O Globo
Em tese, Kissinger defendia os direitos
humanos, mas na prática, e nas conversas com os ditadores, como Ernesto Geisel
do Brasil e Augusto Pinochet do Chile, o secretário americano se solidarizava
com eles
A luta a favor dos direitos humanos sempre
foi um ponto relevante dos governos dos Estados Unidos, mas ao longo da
história abarcou conceitos dúbios, pois aquele país coloca interesses
geopolíticos e econômicos à frente dos direitos.
Mesmo equilibrando-se entre esses dois posicionamentos, os Estados Unidos conseguiram manter a aura de um regime democrático empenhado em defender os direitos humanos, apesar dos muitos excessos. Suas guerras sempre foram contra o comunismo, como no Vietnã, ou contra ditadores, como no caso do Iraque de Saddam Hussein. Os desvios de conduta, porém, levaram a que a população em muitos casos se voltasse contra os governos da ocasião, quase sempre por ataques aos direitos humanos dos inimigos, ou no tratamento com torturas nas prisões espalhadas pelo mundo, especialmente em Guantánamo, em Cuba.
O exemplo desse paradoxo é a relação cordial
com a Arábia Saudita, uma ditadura sanguinária, mas que faz parte dos
interesses geopolíticos dos Estados Unidos por ser o maior produtor de petróleo
mundial. Foi no governo de Jimmy Carter, nos anos 1976, que o relatório sobre
os direitos humanos no mundo, que no momento acusa o governo brasileiro de
abusá-los através do ministro do Superior Tribunal Federal (STF) Alexandre de
Moraes, começou a ser feito pelo Departamento de Estado. Carter era um político
atípico, e empenhou-se realmente em uma campanha mundial de defesa dos direitos
humanos. Acabou recebendo o Prêmio Nobel da Paz, embora não tenha sido
reeleito.
Diante da ditadura militar brasileira, mesmo
quando ela estava começando uma retirada estratégica rumo à redemocratização,
Carter foi um crítico severo e, quando esteve no Brasil em visita oficial,
recebeu políticos da oposição e personagens que se opunham à ditadura, como o
Arcebispo de São Paulo d. Paulo Evaristo Arns. Nos anos anteriores, a política
externa americana era dominada pelo pragmatismo de Henry Kissinger. Secretário
de Estado de Richard Nixon, foi mantido no cargo depois de sua renúncia, no
escândalo de Watergate, por seu vice e sucessor, Gerald Ford.
Em tese, Kissinger defendia os direitos
humanos, mas na prática, e nas conversas com os ditadores, como Ernesto Geisel
do Brasil e Augusto Pinochet do Chile, o secretário americano se solidarizava
com eles. Esse quadro mudou substancialmente com a eleição de Carter. Sua
política externa foi formulada pelo conselheiro de Segurança Nacional, Zbigniew
Brzezinski, que pertencia à corrente idealista das relações internacionais,
segundo a qual interesses devem ser calibrados por valores.
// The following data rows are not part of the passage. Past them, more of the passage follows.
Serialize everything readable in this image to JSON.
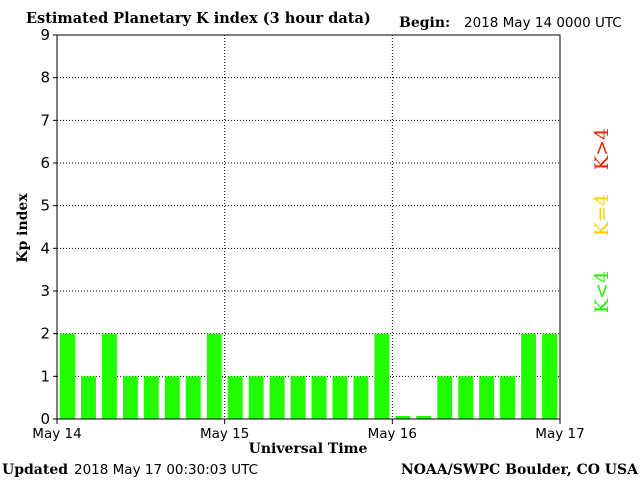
{
  "chart_data": {
    "type": "bar",
    "title": "Estimated Planetary K index (3 hour data)",
    "begin_label": "Begin:",
    "begin_value": "2018 May 14 0000 UTC",
    "ylabel": "Kp index",
    "xlabel": "Universal Time",
    "ylim": [
      0,
      9
    ],
    "yticks": [
      "0",
      "1",
      "2",
      "3",
      "4",
      "5",
      "6",
      "7",
      "8",
      "9"
    ],
    "xticks": [
      "May 14",
      "May 15",
      "May 16",
      "May 17"
    ],
    "grid": true,
    "values": [
      2,
      1,
      2,
      1,
      1,
      1,
      1,
      2,
      1,
      1,
      1,
      1,
      1,
      1,
      1,
      2,
      0.07,
      0.07,
      1,
      1,
      1,
      1,
      2,
      2
    ],
    "bar_color": "#22ff00",
    "legend": [
      {
        "label": "K<4",
        "color": "#22ee00"
      },
      {
        "label": "K=4",
        "color": "#ffcc00"
      },
      {
        "label": "K>4",
        "color": "#ee2200"
      }
    ]
  },
  "footer": {
    "updated_label": "Updated",
    "updated_value": "2018 May 17 00:30:03 UTC",
    "source": "NOAA/SWPC Boulder, CO USA"
  }
}
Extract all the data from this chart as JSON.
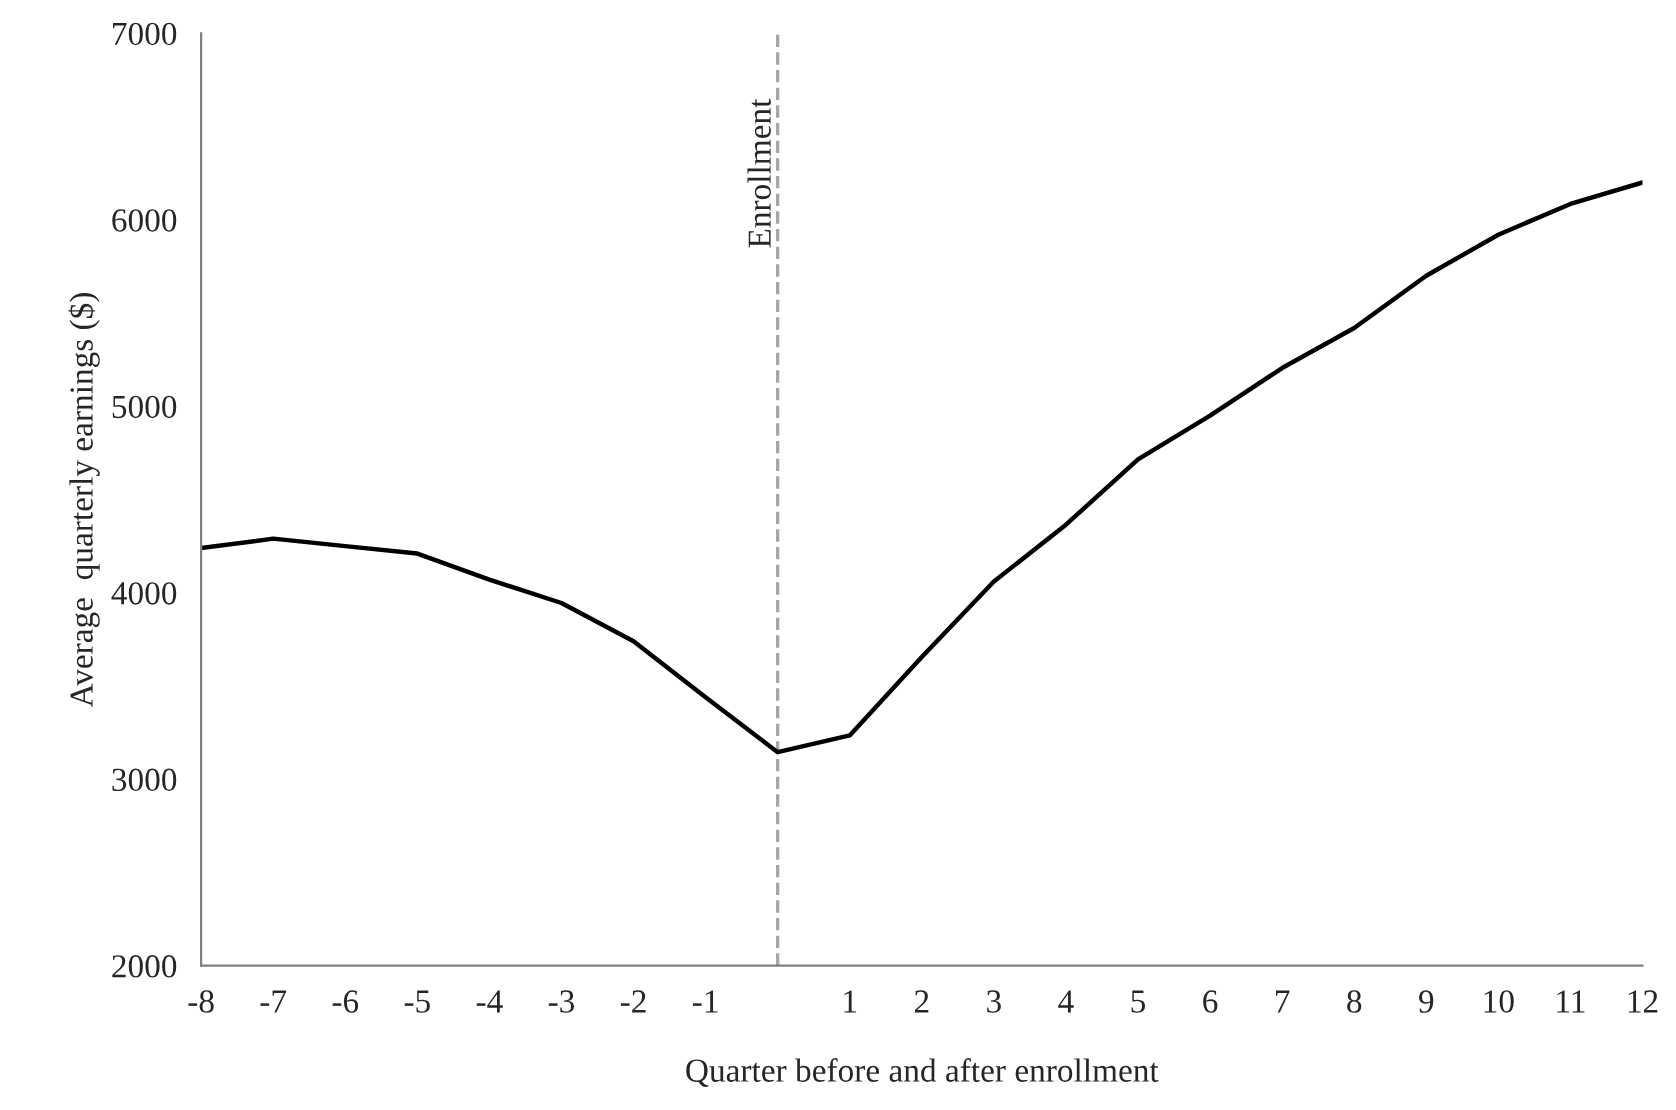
{
  "chart_data": {
    "type": "line",
    "xlabel": "Quarter before and after enrollment",
    "ylabel": "Average  quarterly earnings ($)",
    "x": [
      -8,
      -7,
      -6,
      -5,
      -4,
      -3,
      -2,
      -1,
      0,
      1,
      2,
      3,
      4,
      5,
      6,
      7,
      8,
      9,
      10,
      11,
      12
    ],
    "series": [
      {
        "color": "#000000",
        "values": [
          4240,
          4290,
          4250,
          4210,
          4070,
          3945,
          3740,
          3440,
          3145,
          3235,
          3655,
          4060,
          4365,
          4715,
          4950,
          5205,
          5420,
          5700,
          5920,
          6085,
          6200
        ]
      }
    ],
    "xlim": [
      -8,
      12
    ],
    "xticks": [
      -8,
      -7,
      -6,
      -5,
      -4,
      -3,
      -2,
      -1,
      {
        "value": 0,
        "label": null
      },
      1,
      2,
      3,
      4,
      5,
      6,
      7,
      8,
      9,
      10,
      11,
      12
    ],
    "ylim": [
      2000,
      7000
    ],
    "yticks": [
      2000,
      3000,
      4000,
      5000,
      6000,
      7000
    ],
    "ref_lines": [
      {
        "axis": "x",
        "value": 0,
        "label": "Enrollment",
        "color": "#a6a6a6",
        "line_style": "dashed"
      }
    ],
    "grid": false,
    "legend": false,
    "marker": "none",
    "line_style": "solid"
  }
}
Carter pessoalmente também tinha essa visão
da política externa, com forte ênfase nos direitos humanos, que lhe valeria em
2002 o Prêmio Nobel da Paz. Nesse clima político, o governo Carter, acusado de
interferência nos negócios internos do Brasil pela ditadura militar, teve apoio
interno da oposição no Congresso. Em retaliação, o governo militar cancelou
acordos com os americanos e intensificou a relação com a Alemanha, com quem
havia assinado um acordo nuclear.
Hoje, temos um governo nos Estados Unidos dos
menos democráticos dos últimos anos, defendendo um ex-presidente brasileiro que
é a favor da ditadura militar de 64, defende torturadores formalmente acusados,
contra um governo de esquerda eleito democraticamente. Pode-se discordar do
governo Lula, mas não há nada que indique que ele está no governo devido a uma
corrupção do voto eletrônico, como alegam bolsonaristas. Também não há
reincidência da tentativa de usar instituições governamentais para aparelhar
ideologicamente o Estado.
Nos seus dois primeiros governos, Lula andou
namorando atitudes autoritárias na direção da esquerda, algumas semelhantes à
que Trump está tomando hoje na área cultural. A decisão recente de exigir que o
Instituto Smithsonian se oriente pelos parâmetros culturais de um nacionalismo
arcaico trumpista é semelhante ao que o governo Lula tentou por aqui,
determinando que os apoios culturais financiados pelo governo deveriam seguir
critérios determinados pelo ministério da Cultura. Também semelhante ao que o
governo Bolsonaro fez na sua gestão, cortando os incentivos fiscais da Lei
Rouanet, e interferindo nos temas artísticos e na cultura. São paradoxos que
regem governos autoritários, de esquerda ou direita.